I had a defined idea in mind that slowly developed over Lin’s first year or two. He’s basically a decent cow–not particularly bright but not stupid, stoic, loyal, honorable as his culture sees it, dedicated to excelling in his chosen art of combat. When I decided I didn’t like the clan name I’d given him (“Granitehoof”), I ended up ditching it by inventing a little bit of Tauren culture and making him clanless, something of an outcast from Tauren society. He transferred his clan loyalty to his guild instead; he refers to the other people in Noxilite, regardless of race and without irony, as his “brothers and sisters.” Yes, even the blood elves, albeit reluctantly sometimes.
That loyalty and stoicism is layered over a lot of built-in rage…yes, he’s a Cow with Issues. He pushed harder and harder as he trained to earn the respect of those around him, and sometimes, he’s felt like he hasn’t when he should’ve. As a warrior, he’s constantly walked a tightrope between the protector of his people and the berserk reaver of his enemies. In fact, when I tried him out Fury for a bit, I wrote up a whole storyline about how he’d been possessed by what he thought was one of the troll spirits around Warlord Mandokir in Zul’gurub–remember the ones that would auto-rez you?–and it taught him the ways of how the trolls fought, furious, with total abandon.
My problem is, as the years have ground on, I’ve let the stoicism take over. I’ve painted myself into a corner with him. He’s gone from having a quiet personality to having no personality. He’s fossilized. That’s due to two problems not with him, but with me, the player.
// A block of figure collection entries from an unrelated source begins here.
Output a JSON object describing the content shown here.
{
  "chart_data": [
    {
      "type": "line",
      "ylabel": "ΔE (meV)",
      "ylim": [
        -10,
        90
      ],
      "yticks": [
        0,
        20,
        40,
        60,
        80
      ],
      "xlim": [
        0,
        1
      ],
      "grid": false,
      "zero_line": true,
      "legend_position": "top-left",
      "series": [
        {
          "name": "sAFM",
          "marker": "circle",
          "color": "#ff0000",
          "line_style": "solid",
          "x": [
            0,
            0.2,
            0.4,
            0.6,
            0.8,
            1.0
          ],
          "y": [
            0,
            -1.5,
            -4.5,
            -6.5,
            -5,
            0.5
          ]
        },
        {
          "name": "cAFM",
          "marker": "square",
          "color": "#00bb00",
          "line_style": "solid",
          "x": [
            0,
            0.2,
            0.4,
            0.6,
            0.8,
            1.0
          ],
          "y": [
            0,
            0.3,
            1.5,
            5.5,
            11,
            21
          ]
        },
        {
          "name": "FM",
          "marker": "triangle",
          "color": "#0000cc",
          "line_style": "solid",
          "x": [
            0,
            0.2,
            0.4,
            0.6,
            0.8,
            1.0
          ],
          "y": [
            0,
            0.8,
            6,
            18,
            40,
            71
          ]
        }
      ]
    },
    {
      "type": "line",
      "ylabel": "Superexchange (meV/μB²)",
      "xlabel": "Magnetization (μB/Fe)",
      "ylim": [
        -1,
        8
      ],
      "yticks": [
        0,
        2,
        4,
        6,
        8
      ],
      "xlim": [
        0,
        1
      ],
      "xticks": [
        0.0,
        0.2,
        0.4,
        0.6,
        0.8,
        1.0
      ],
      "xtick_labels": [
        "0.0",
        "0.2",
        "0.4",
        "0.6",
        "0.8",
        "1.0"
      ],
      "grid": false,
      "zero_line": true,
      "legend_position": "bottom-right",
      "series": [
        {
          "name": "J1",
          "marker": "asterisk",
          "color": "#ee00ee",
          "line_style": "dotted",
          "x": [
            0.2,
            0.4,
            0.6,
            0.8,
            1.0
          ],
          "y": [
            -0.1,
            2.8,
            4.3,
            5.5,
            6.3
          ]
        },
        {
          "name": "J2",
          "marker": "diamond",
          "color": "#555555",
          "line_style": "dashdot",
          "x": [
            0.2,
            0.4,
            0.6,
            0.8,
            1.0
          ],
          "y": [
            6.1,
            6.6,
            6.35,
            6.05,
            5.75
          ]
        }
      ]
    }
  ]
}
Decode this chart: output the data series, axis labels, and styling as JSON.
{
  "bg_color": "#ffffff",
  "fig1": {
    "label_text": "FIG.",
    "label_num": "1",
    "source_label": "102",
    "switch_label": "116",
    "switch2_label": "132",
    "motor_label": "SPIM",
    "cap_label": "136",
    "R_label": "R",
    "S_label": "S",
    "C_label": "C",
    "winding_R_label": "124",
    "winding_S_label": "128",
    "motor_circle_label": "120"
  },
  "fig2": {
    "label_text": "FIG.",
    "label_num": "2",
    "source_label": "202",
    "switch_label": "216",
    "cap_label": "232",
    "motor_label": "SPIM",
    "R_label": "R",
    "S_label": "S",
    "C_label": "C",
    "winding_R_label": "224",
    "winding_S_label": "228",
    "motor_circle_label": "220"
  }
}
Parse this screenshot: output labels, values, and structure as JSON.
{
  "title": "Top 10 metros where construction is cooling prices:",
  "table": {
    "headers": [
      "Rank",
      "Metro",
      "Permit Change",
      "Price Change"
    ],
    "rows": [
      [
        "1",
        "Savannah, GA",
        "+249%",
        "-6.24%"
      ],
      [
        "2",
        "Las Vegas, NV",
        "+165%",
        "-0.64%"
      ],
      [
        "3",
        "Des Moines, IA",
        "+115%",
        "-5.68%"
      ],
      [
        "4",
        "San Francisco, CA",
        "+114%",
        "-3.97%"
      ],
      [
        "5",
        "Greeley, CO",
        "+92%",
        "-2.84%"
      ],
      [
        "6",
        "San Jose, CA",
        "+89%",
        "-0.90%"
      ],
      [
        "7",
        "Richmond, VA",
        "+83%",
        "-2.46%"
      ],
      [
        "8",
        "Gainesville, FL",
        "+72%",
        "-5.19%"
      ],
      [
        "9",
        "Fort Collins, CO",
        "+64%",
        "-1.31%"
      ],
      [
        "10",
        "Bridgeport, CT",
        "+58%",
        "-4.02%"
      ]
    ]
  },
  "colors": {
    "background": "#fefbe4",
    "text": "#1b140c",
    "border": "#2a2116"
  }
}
First, despite having this blog and vomiting forth too much information on a regular basis, I’m actually quite shy when it comes to real-time interactions in-game. I can roleplay within my friends, but around strangers, I lock up for fear of any sort of mockery that I’m convinced will come my way.
The second is the amount of mental energy it takes for me to stay in-character. The past three and a half years have been…well, let’s be polite and call them “demanding.” Moves, job changes, deaths in the family, mental health issues, financial stress, a high-energy daughter, so many other things…they all combine to leech my focus and energy, what my wife and I jokingly call “noodle,” right out of me. There are many who view RP as a refreshment, a rejuvenator. I don’t deny that, I know how fun it can be. But staying in-character for me takes a particular kind of concentration that I simply haven’t had. Paradoxically for somebody who claims to be a roleplayer and has been called an “RP nazi” more than once…it’s easier for me to focus on mashing buttons in the right order while tanking Arthas for three hours than it is for me to work out how Linedan would interact in a simple five-minute conversation with a guildmate.
This has left me with a main that I basically don’t RP anymore. And I don’t want that. I want to get my Hordeside RP back, with Linedan. The buildup to and release of Cataclysm seem like a perfect time for it. I’m just not sure what to bloody do at this point. I’m toying with the concept, once The Anvil finally kills Arthas (ohpleaseletitbesoon), of Lin simply deciding that he’s done with all the slaughter and death and retiring back to Mulgore, just in time for all Deathwing to break loose. Or maybe I can come up with something else to happen that will crack his shell a bit. Right now, though, I don’t know what’s under that shell yet. Is he stable? Is he unbalanced? Is he good? Is he bad? Will he stay loyal to the only home he’s known for the better part of five years? I don’t know, and that’s a bit frustrating, and I can only hope that it will come to me over time now that I’m thinking about it. Character changes like that, I’ve found, aren’t something that can be forced. At least for me, they tend to blindside me when I’m thinking about something else.
In the meantime, how are you planning for your characters’ roleplay to change come Cataclysm?